Nearly a year later, Mr. Morales and his allies in the Bolivian Congress are plotting to extend his time in office. Mr. Morales, who became president in 2006, is in the middle of his third term. He says that he has great plans for his country and that several more years are necessary to carry them out. The truth is that allowing him to stay in power would be an affront to the will of Bolivian voters and a step on the road to autocracy.

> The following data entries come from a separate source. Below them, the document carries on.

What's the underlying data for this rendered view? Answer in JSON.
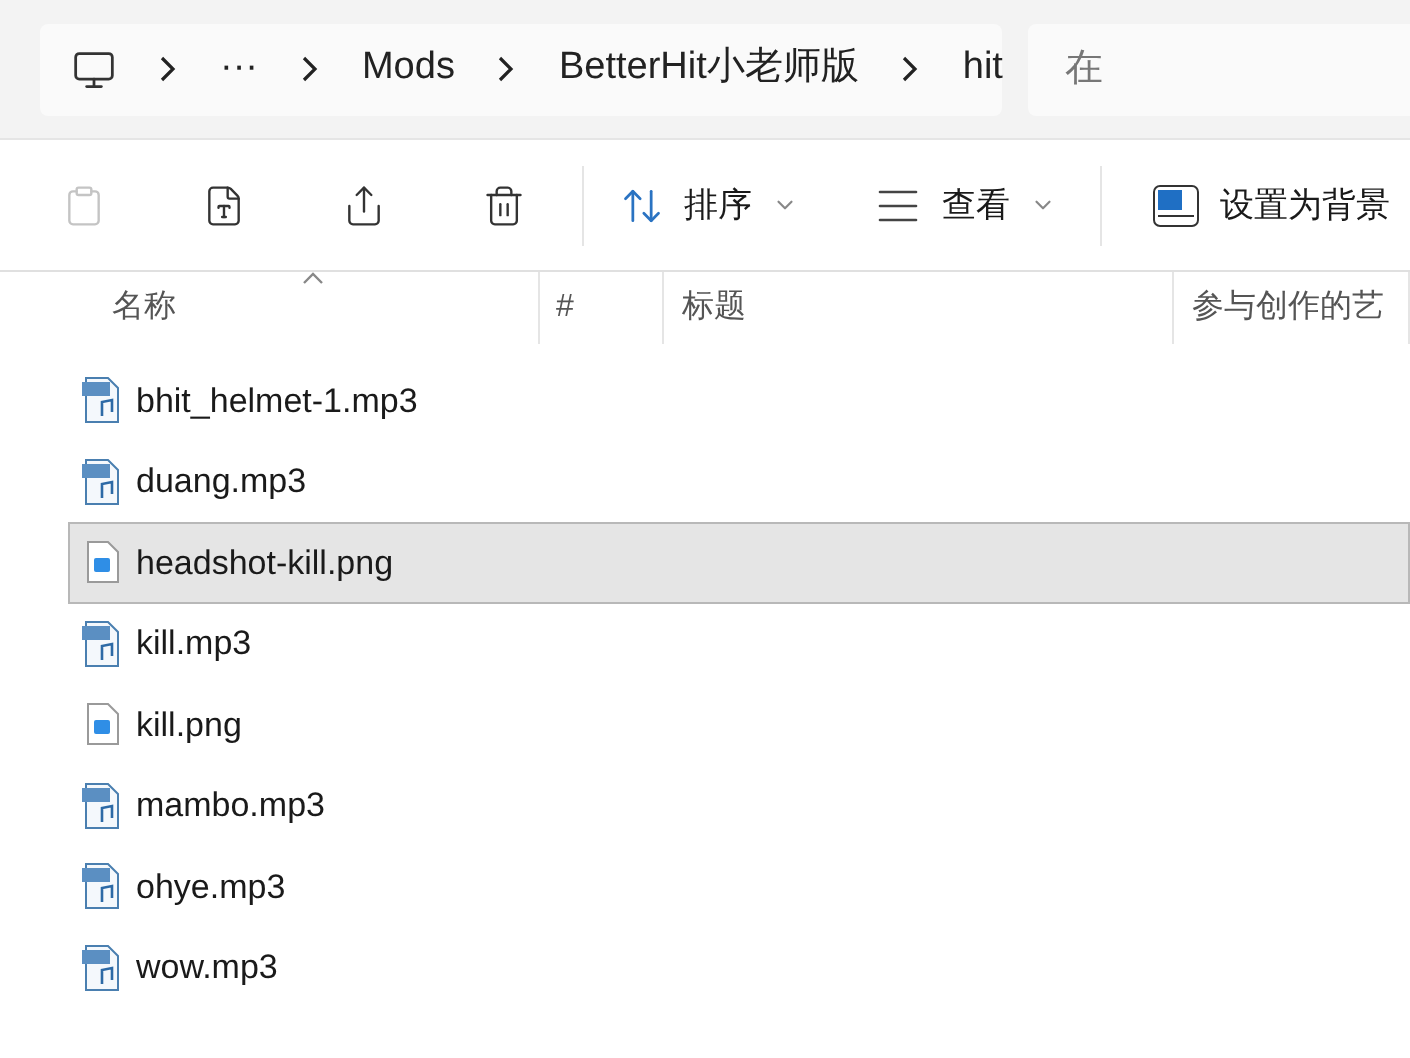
{
  "breadcrumb": {
    "items": [
      {
        "label": "···"
      },
      {
        "label": "Mods"
      },
      {
        "label": "BetterHit小老师版"
      },
      {
        "label": "hit"
      }
    ]
  },
  "search": {
    "placeholder": "在"
  },
  "toolbar": {
    "actions": [
      {
        "kind": "paste",
        "disabled": true
      },
      {
        "kind": "rename",
        "disabled": false
      },
      {
        "kind": "share",
        "disabled": false
      },
      {
        "kind": "delete",
        "disabled": false
      }
    ],
    "sort": {
      "label": "排序"
    },
    "view": {
      "label": "查看"
    },
    "background": {
      "label": "设置为背景"
    }
  },
  "columns": [
    {
      "label": "名称",
      "sorted": true
    },
    {
      "label": "#",
      "sorted": false
    },
    {
      "label": "标题",
      "sorted": false
    },
    {
      "label": "参与创作的艺",
      "sorted": false
    }
  ],
  "files": [
    {
      "name": "bhit_helmet-1.mp3",
      "kind": "mp3",
      "selected": false
    },
    {
      "name": "duang.mp3",
      "kind": "mp3",
      "selected": false
    },
    {
      "name": "headshot-kill.png",
      "kind": "png",
      "selected": true
    },
    {
      "name": "kill.mp3",
      "kind": "mp3",
      "selected": false
    },
    {
      "name": "kill.png",
      "kind": "png",
      "selected": false
    },
    {
      "name": "mambo.mp3",
      "kind": "mp3",
      "selected": false
    },
    {
      "name": "ohye.mp3",
      "kind": "mp3",
      "selected": false
    },
    {
      "name": "wow.mp3",
      "kind": "mp3",
      "selected": false
    }
  ]
}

Under Bolivian law, the results of the referendum are supposed to be binding. Mr. Morales says they should be nullified by the electoral authorities because the referendum was tainted by a disinformation campaign intended to discredit him. Last month, his government showed a documentary it commissioned, titled “The Cartel of Lies,” in movie theaters across the country. The film takes aim at press outlets that revealed that Mr. Morales’s former girlfriend had steered state contracts worth hundreds of millions of dollars to her employer, a Chinese company.
The scandal was emblematic of the cronyism and corruption that has soured many Bolivians on Mr. Morales. But instead of acknowledging as much, the president’s allies in law enforcement sent the woman, Gabriela Zapata, to jail in an effort to silence her.
Mr. Morales’s party has announced that he would be at the top of the ticket during the 2019 presidential election. “If the people say so, Evo will remain with the people to continue to guarantee this democratic and cultural revolution,” Mr. Morales told supporters at a rally last month. That statement left little doubt that he intends to remain in power beyond 2019.
Electoral authorities are unlikely to heed Mr. Morales’s call to nullify the referendum results on the basis of the supposed disinformation campaign. But Bolivia’s Congress, which is dominated by his party, Movement for Socialism, could change the Constitution. Either way, the likely outcome — a new term for Mr. Morales — would be bad for Bolivians.
Mr. Morales has already been in office longer than any other leader in the hemisphere. His policies have transformed the country’s power structure by giving voice to the indigenous majority and reducing poverty. But his administration has been dogged by allegations of corruption and criticized for co-opting nominally independent institutions and cracking down on the press. These trends can only be expected to worsen if he manages to stay in office longer.